Power Pump Girls founders Raina Vallot and Sherin Dawud launched their organization in 2017 to help bridge the gap between those in need and people with the means to serve. They got the name from a pair of “power pumps” and the capable feeling that can come from wearing a confidence-boosting pair of shoes, Dawud says.
Secured., launched in 2019, aims to help end period poverty, or when an individual can not provide, or doesn’t have access to, menstrual hygiene products. Using merchandise sales and individual donations, Power Pump Girls partners with Baton Rouge area schools, shelters and prison outreach organizations to get hygiene products to people who need them.
“So because Power Pump Girls was founded on social impact, we wanted to scale the number of people and the type of issues we impact,” Dawud says.
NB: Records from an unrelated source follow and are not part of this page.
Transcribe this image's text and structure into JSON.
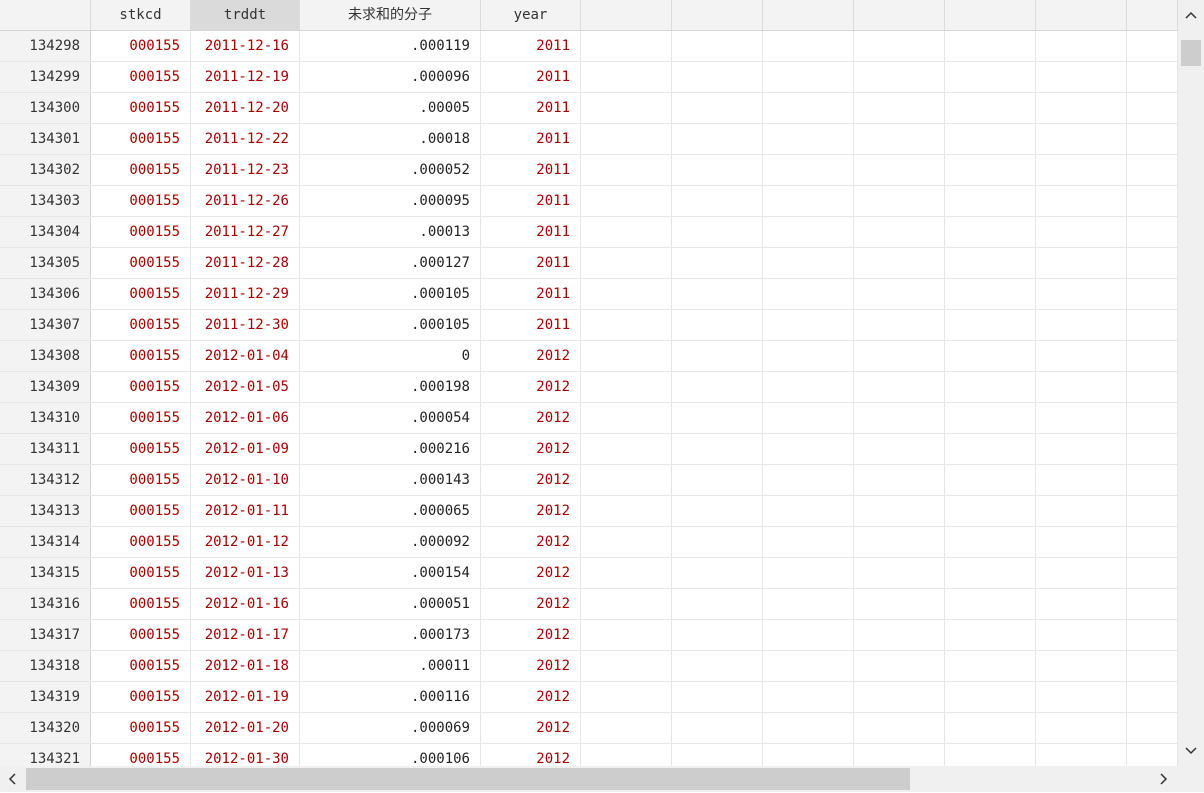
{
  "columns": [
    "",
    "stkcd",
    "trddt",
    "未求和的分子",
    "year"
  ],
  "rows": [
    {
      "obs": "134298",
      "stkcd": "000155",
      "trddt": "2011-12-16",
      "val": ".000119",
      "year": "2011"
    },
    {
      "obs": "134299",
      "stkcd": "000155",
      "trddt": "2011-12-19",
      "val": ".000096",
      "year": "2011"
    },
    {
      "obs": "134300",
      "stkcd": "000155",
      "trddt": "2011-12-20",
      "val": ".00005",
      "year": "2011"
    },
    {
      "obs": "134301",
      "stkcd": "000155",
      "trddt": "2011-12-22",
      "val": ".00018",
      "year": "2011"
    },
    {
      "obs": "134302",
      "stkcd": "000155",
      "trddt": "2011-12-23",
      "val": ".000052",
      "year": "2011"
    },
    {
      "obs": "134303",
      "stkcd": "000155",
      "trddt": "2011-12-26",
      "val": ".000095",
      "year": "2011"
    },
    {
      "obs": "134304",
      "stkcd": "000155",
      "trddt": "2011-12-27",
      "val": ".00013",
      "year": "2011"
    },
    {
      "obs": "134305",
      "stkcd": "000155",
      "trddt": "2011-12-28",
      "val": ".000127",
      "year": "2011"
    },
    {
      "obs": "134306",
      "stkcd": "000155",
      "trddt": "2011-12-29",
      "val": ".000105",
      "year": "2011"
    },
    {
      "obs": "134307",
      "stkcd": "000155",
      "trddt": "2011-12-30",
      "val": ".000105",
      "year": "2011"
    },
    {
      "obs": "134308",
      "stkcd": "000155",
      "trddt": "2012-01-04",
      "val": "0",
      "year": "2012"
    },
    {
      "obs": "134309",
      "stkcd": "000155",
      "trddt": "2012-01-05",
      "val": ".000198",
      "year": "2012"
    },
    {
      "obs": "134310",
      "stkcd": "000155",
      "trddt": "2012-01-06",
      "val": ".000054",
      "year": "2012"
    },
    {
      "obs": "134311",
      "stkcd": "000155",
      "trddt": "2012-01-09",
      "val": ".000216",
      "year": "2012"
    },
    {
      "obs": "134312",
      "stkcd": "000155",
      "trddt": "2012-01-10",
      "val": ".000143",
      "year": "2012"
    },
    {
      "obs": "134313",
      "stkcd": "000155",
      "trddt": "2012-01-11",
      "val": ".000065",
      "year": "2012"
    },
    {
      "obs": "134314",
      "stkcd": "000155",
      "trddt": "2012-01-12",
      "val": ".000092",
      "year": "2012"
    },
    {
      "obs": "134315",
      "stkcd": "000155",
      "trddt": "2012-01-13",
      "val": ".000154",
      "year": "2012"
    },
    {
      "obs": "134316",
      "stkcd": "000155",
      "trddt": "2012-01-16",
      "val": ".000051",
      "year": "2012"
    },
    {
      "obs": "134317",
      "stkcd": "000155",
      "trddt": "2012-01-17",
      "val": ".000173",
      "year": "2012"
    },
    {
      "obs": "134318",
      "stkcd": "000155",
      "trddt": "2012-01-18",
      "val": ".00011",
      "year": "2012"
    },
    {
      "obs": "134319",
      "stkcd": "000155",
      "trddt": "2012-01-19",
      "val": ".000116",
      "year": "2012"
    },
    {
      "obs": "134320",
      "stkcd": "000155",
      "trddt": "2012-01-20",
      "val": ".000069",
      "year": "2012"
    },
    {
      "obs": "134321",
      "stkcd": "000155",
      "trddt": "2012-01-30",
      "val": ".000106",
      "year": "2012"
    }
  ],
  "scroll": {
    "up_icon": "chevron-up-icon",
    "down_icon": "chevron-down-icon",
    "left_icon": "chevron-left-icon",
    "right_icon": "chevron-right-icon"
  },
  "colors": {
    "string_var": "#a40000",
    "numeric_var": "#222222",
    "header_bg": "#f3f3f3",
    "selected_header_bg": "#dadada"
  }
}
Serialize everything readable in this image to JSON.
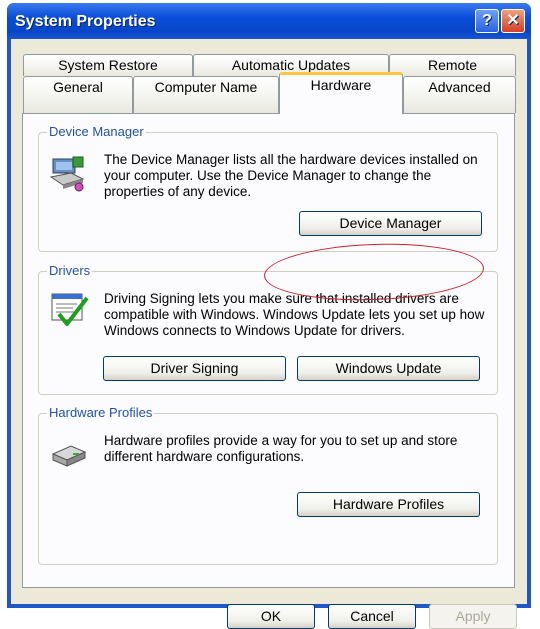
{
  "window": {
    "title": "System Properties",
    "help_glyph": "?",
    "close_glyph": "✕"
  },
  "tabs": {
    "row_top": [
      "System Restore",
      "Automatic Updates",
      "Remote"
    ],
    "row_bottom": [
      "General",
      "Computer Name",
      "Hardware",
      "Advanced"
    ],
    "active": "Hardware"
  },
  "groups": {
    "device_manager": {
      "label": "Device Manager",
      "text": "The Device Manager lists all the hardware devices installed on your computer. Use the Device Manager to change the properties of any device.",
      "button": "Device Manager",
      "icon": "device-manager-icon"
    },
    "drivers": {
      "label": "Drivers",
      "text": "Driving Signing lets you make sure that installed drivers are compatible with Windows. Windows Update lets you set up how Windows connects to Windows Update for drivers.",
      "button_signing": "Driver Signing",
      "button_update": "Windows Update",
      "icon": "driver-signing-icon"
    },
    "profiles": {
      "label": "Hardware Profiles",
      "text": "Hardware profiles provide a way for you to set up and store different hardware configurations.",
      "button": "Hardware Profiles",
      "icon": "hardware-profile-icon"
    }
  },
  "footer": {
    "ok": "OK",
    "cancel": "Cancel",
    "apply": "Apply"
  },
  "colors": {
    "title_blue": "#0a4dd8",
    "highlight_ellipse": "#cc2030",
    "tab_accent": "#ffc73c"
  }
}
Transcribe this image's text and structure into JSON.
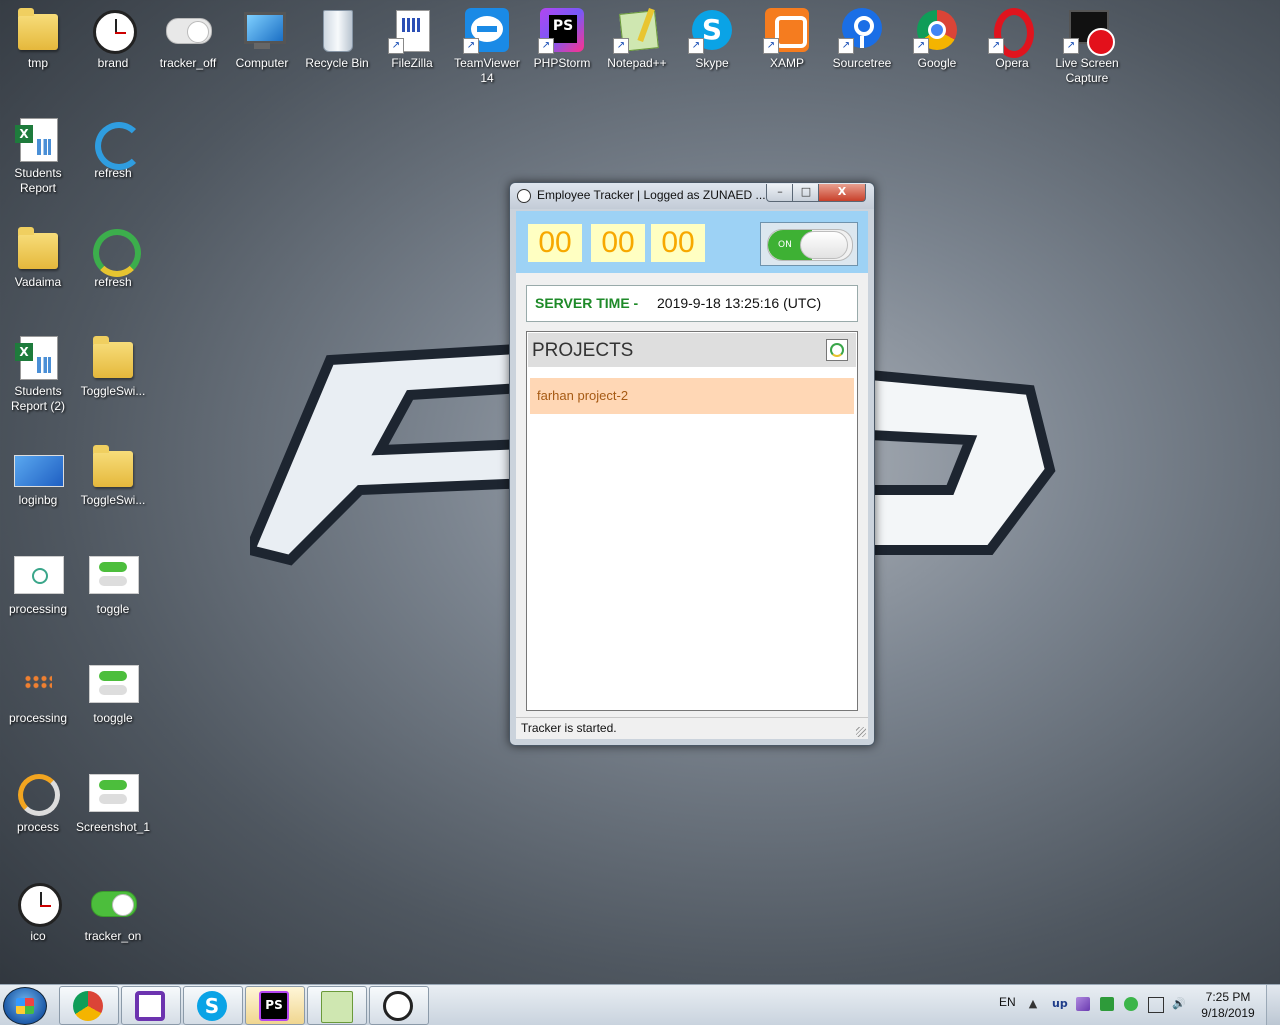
{
  "desktop": {
    "top_icons": [
      {
        "label": "tmp",
        "icon": "folder-icon"
      },
      {
        "label": "brand",
        "icon": "clock-icon"
      },
      {
        "label": "tracker_off",
        "icon": "toggle-off-icon"
      },
      {
        "label": "Computer",
        "icon": "computer-icon"
      },
      {
        "label": "Recycle Bin",
        "icon": "recycle-bin-icon"
      },
      {
        "label": "FileZilla",
        "icon": "filezilla-icon"
      },
      {
        "label": "TeamViewer 14",
        "icon": "teamviewer-icon"
      },
      {
        "label": "PHPStorm",
        "icon": "phpstorm-icon"
      },
      {
        "label": "Notepad++",
        "icon": "notepadpp-icon"
      },
      {
        "label": "Skype",
        "icon": "skype-icon"
      },
      {
        "label": "XAMP",
        "icon": "xampp-icon"
      },
      {
        "label": "Sourcetree",
        "icon": "sourcetree-icon"
      },
      {
        "label": "Google",
        "icon": "chrome-icon"
      },
      {
        "label": "Opera",
        "icon": "opera-icon"
      },
      {
        "label": "Live Screen Capture",
        "icon": "screen-capture-icon"
      }
    ],
    "left_icons": [
      {
        "label": "Students Report",
        "icon": "excel-icon"
      },
      {
        "label": "refresh",
        "icon": "refresh-arrow-icon"
      },
      {
        "label": "Vadaima",
        "icon": "folder-icon"
      },
      {
        "label": "refresh",
        "icon": "refresh-icon"
      },
      {
        "label": "Students Report (2)",
        "icon": "excel-icon"
      },
      {
        "label": "ToggleSwi...",
        "icon": "zip-folder-icon"
      },
      {
        "label": "loginbg",
        "icon": "image-icon"
      },
      {
        "label": "ToggleSwi...",
        "icon": "folder-icon"
      },
      {
        "label": "processing",
        "icon": "image-icon"
      },
      {
        "label": "toggle",
        "icon": "toggle-icon"
      },
      {
        "label": "processing",
        "icon": "image-icon"
      },
      {
        "label": "tooggle",
        "icon": "toggle-icon"
      },
      {
        "label": "process",
        "icon": "spinner-icon"
      },
      {
        "label": "Screenshot_1",
        "icon": "toggle-icon"
      },
      {
        "label": "ico",
        "icon": "clock-icon"
      },
      {
        "label": "tracker_on",
        "icon": "toggle-on-icon"
      }
    ]
  },
  "window": {
    "title": "Employee Tracker | Logged as ZUNAED ...",
    "controls": {
      "minimize": "–",
      "maximize": "□",
      "close": "X"
    },
    "timer": {
      "hours": "00",
      "minutes": "00",
      "seconds": "00"
    },
    "toggle": {
      "label": "ON",
      "state": "on"
    },
    "server_time": {
      "label": "SERVER TIME -",
      "value": "2019-9-18 13:25:16 (UTC)"
    },
    "projects": {
      "header": "PROJECTS",
      "items": [
        "farhan project-2"
      ]
    },
    "status": "Tracker is started.",
    "colors": {
      "timer_bg": "#9dd2f5",
      "digit_bg": "#ffffc2",
      "digit_fg": "#f7a800",
      "server_label": "#1e8a28",
      "project_bg": "#ffd7b5",
      "project_fg": "#a65a14"
    }
  },
  "taskbar": {
    "pinned": [
      "chrome-icon",
      "visual-studio-icon",
      "skype-icon",
      "phpstorm-icon",
      "notepadpp-icon",
      "clock-icon"
    ],
    "tray": {
      "lang": "EN",
      "up": "▲",
      "app": "up",
      "volume": "🔊"
    },
    "clock": {
      "time": "7:25 PM",
      "date": "9/18/2019"
    }
  }
}
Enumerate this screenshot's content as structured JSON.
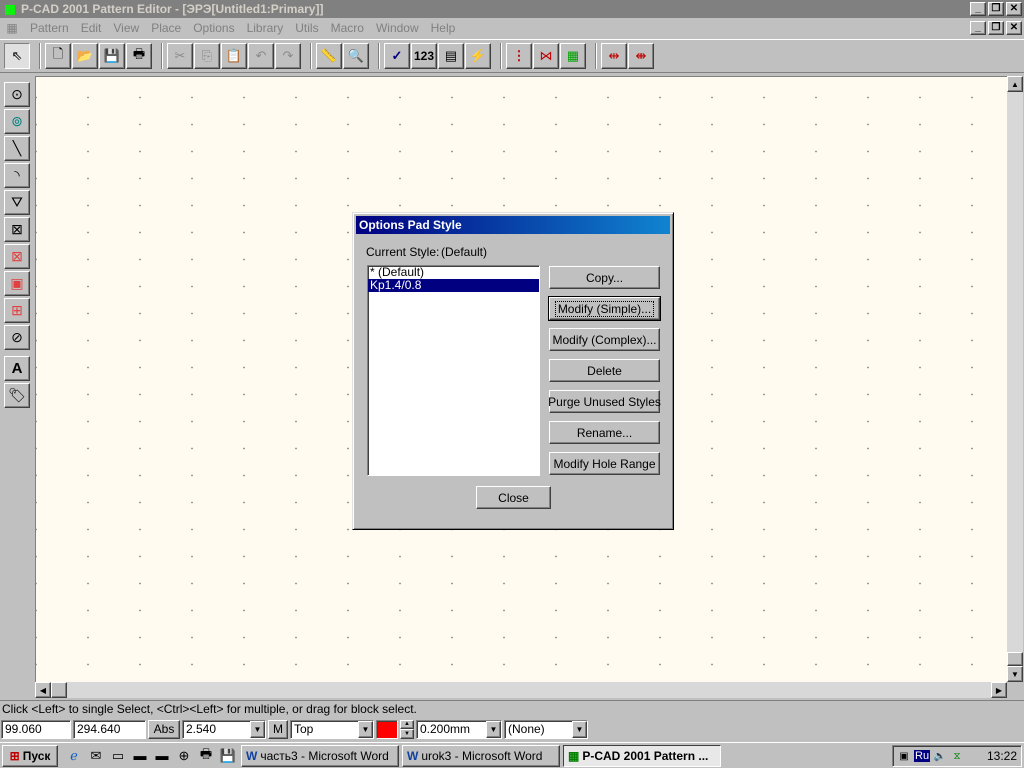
{
  "window": {
    "title": "P-CAD 2001 Pattern Editor - [ЭРЭ[Untitled1:Primary]]",
    "controls": {
      "minimize": "_",
      "restore": "❐",
      "close": "✕"
    }
  },
  "menu": {
    "items": [
      "Pattern",
      "Edit",
      "View",
      "Place",
      "Options",
      "Library",
      "Utils",
      "Macro",
      "Window",
      "Help"
    ]
  },
  "toolbar": {
    "buttons": [
      {
        "name": "select-icon",
        "glyph": "⇖"
      },
      {
        "name": "new-icon",
        "glyph": "🗋"
      },
      {
        "name": "open-icon",
        "glyph": "📂"
      },
      {
        "name": "save-icon",
        "glyph": "💾"
      },
      {
        "name": "print-icon",
        "glyph": "🖶"
      },
      {
        "name": "cut-icon",
        "glyph": "✂"
      },
      {
        "name": "copy-icon",
        "glyph": "⎘"
      },
      {
        "name": "paste-icon",
        "glyph": "📋"
      },
      {
        "name": "undo-icon",
        "glyph": "↶"
      },
      {
        "name": "redo-icon",
        "glyph": "↷"
      },
      {
        "name": "measure-icon",
        "glyph": "📏"
      },
      {
        "name": "zoom-icon",
        "glyph": "🔍"
      },
      {
        "name": "check-icon",
        "glyph": "✓"
      },
      {
        "name": "renumber-label",
        "glyph": "123"
      },
      {
        "name": "pattern-properties-icon",
        "glyph": "▤"
      },
      {
        "name": "lightning-icon",
        "glyph": "⚡"
      },
      {
        "name": "pad-align-icon",
        "glyph": "⋮"
      },
      {
        "name": "pad-mirror-icon",
        "glyph": "⋈"
      },
      {
        "name": "pad-color-icon",
        "glyph": "▦"
      },
      {
        "name": "pad-spread-icon",
        "glyph": "⇹"
      },
      {
        "name": "pad-gather-icon",
        "glyph": "⇼"
      }
    ]
  },
  "palette": {
    "tools": [
      {
        "name": "place-pad-icon",
        "glyph": "⊙"
      },
      {
        "name": "place-via-icon",
        "glyph": "⊚"
      },
      {
        "name": "place-line-icon",
        "glyph": "╲"
      },
      {
        "name": "place-arc-icon",
        "glyph": "◝"
      },
      {
        "name": "place-polygon-icon",
        "glyph": "⛛"
      },
      {
        "name": "place-keepout-icon",
        "glyph": "⊠"
      },
      {
        "name": "place-copper-icon",
        "glyph": "⊠"
      },
      {
        "name": "place-cutout-icon",
        "glyph": "▣"
      },
      {
        "name": "place-plane-icon",
        "glyph": "⊞"
      },
      {
        "name": "place-prohibited-icon",
        "glyph": "⊘"
      },
      {
        "name": "place-text-icon",
        "glyph": "A"
      },
      {
        "name": "place-attribute-icon",
        "glyph": "🏷"
      }
    ]
  },
  "colors": {
    "workspace": "#fffbf0",
    "title_active": "#000080",
    "layer_color": "#ff0000"
  },
  "dialog": {
    "title": "Options Pad Style",
    "current_style_label": "Current Style:",
    "current_style_value": "(Default)",
    "styles": [
      "* (Default)",
      "Kp1.4/0.8"
    ],
    "buttons": {
      "copy": "Copy...",
      "modify_simple": "Modify (Simple)...",
      "modify_complex": "Modify (Complex)...",
      "delete": "Delete",
      "purge": "Purge Unused Styles",
      "rename": "Rename...",
      "hole_range": "Modify Hole Range",
      "close": "Close"
    }
  },
  "status": {
    "message": "Click <Left> to single Select, <Ctrl><Left> for multiple, or drag for block select.",
    "x": "99.060",
    "y": "294.640",
    "abs_label": "Abs",
    "grid": "2.540",
    "m_label": "M",
    "layer": "Top",
    "line_width": "0.200mm",
    "pad_option": "(None)"
  },
  "taskbar": {
    "start": "Пуск",
    "tasks": [
      {
        "label": "часть3 - Microsoft Word",
        "active": false
      },
      {
        "label": "urok3 - Microsoft Word",
        "active": false
      },
      {
        "label": "P-CAD 2001 Pattern ...",
        "active": true
      }
    ],
    "lang": "Ru",
    "clock": "13:22"
  }
}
They plan to launch a crowdfunding campaign early this summer to finance their expansion and hope to grow their focus to the entire state, not just Baton Rouge.
“We started with 40 or 50 women, and we have 700 now,” Vallot says of the organization’s core supporters. “They are looking for ways to help give voices to people who don’t have a voice and so our new fundraising campaign will allow us to scale that.”
The first step in their plans beyond fighting period poverty was a recent blood donation drive Power Pump Girls held in partnership LifeShare Blood Centers and East Baton Rouge Parish Mayor Sharon Weston Broome on May 13.
“We were on a teleconference and (Broome) mentioned there was a blood shortage due to COVID-19,” Vallot says. “So, because we had a network and a platform, we helped. We were able to secure 40 units of blood in a couple of hours, and we’re looking to keep doing blood drives outside of the pandemic and activate more donors.”
The subject of their latest effort is up for debate in the Louisiana state senate this week. Power Pump Girls, working with the Junior League of Baton Rouge and Capital Area United Way, are advocating for a piece of bipartisan legislation to exempt feminine hygiene products and diapers from local sales taxes in Louisiana.
HB328, authored by State Rep. Aimee Adatto Freeman, D-New Orleans, was passed by the House last week, and now awaits Senate approval. Vallot and Dawud wrote a letter to their representatives and encouraged Power Pump Girls followers on social media to reach out to their legislators. A part of the Secured. initative’s mission is to eliminate the taboo around women’s health, Dawud and Shallot say.
“Even when it was presented in the House it was kind of cringey for some people,” Vallot says. “A part of our mission is to make it normal conversation.”
Outreach was a little more complicated because of the COVID-19 pandemic, but Dawud and Vallot say they’re happy with how the effort to raise awareness about the bill turned out.
“It would be cool if a bunch of women could show up at the Capitol, but we were able to use our platform and make it known that this was something available to our legislators,” Dowud says.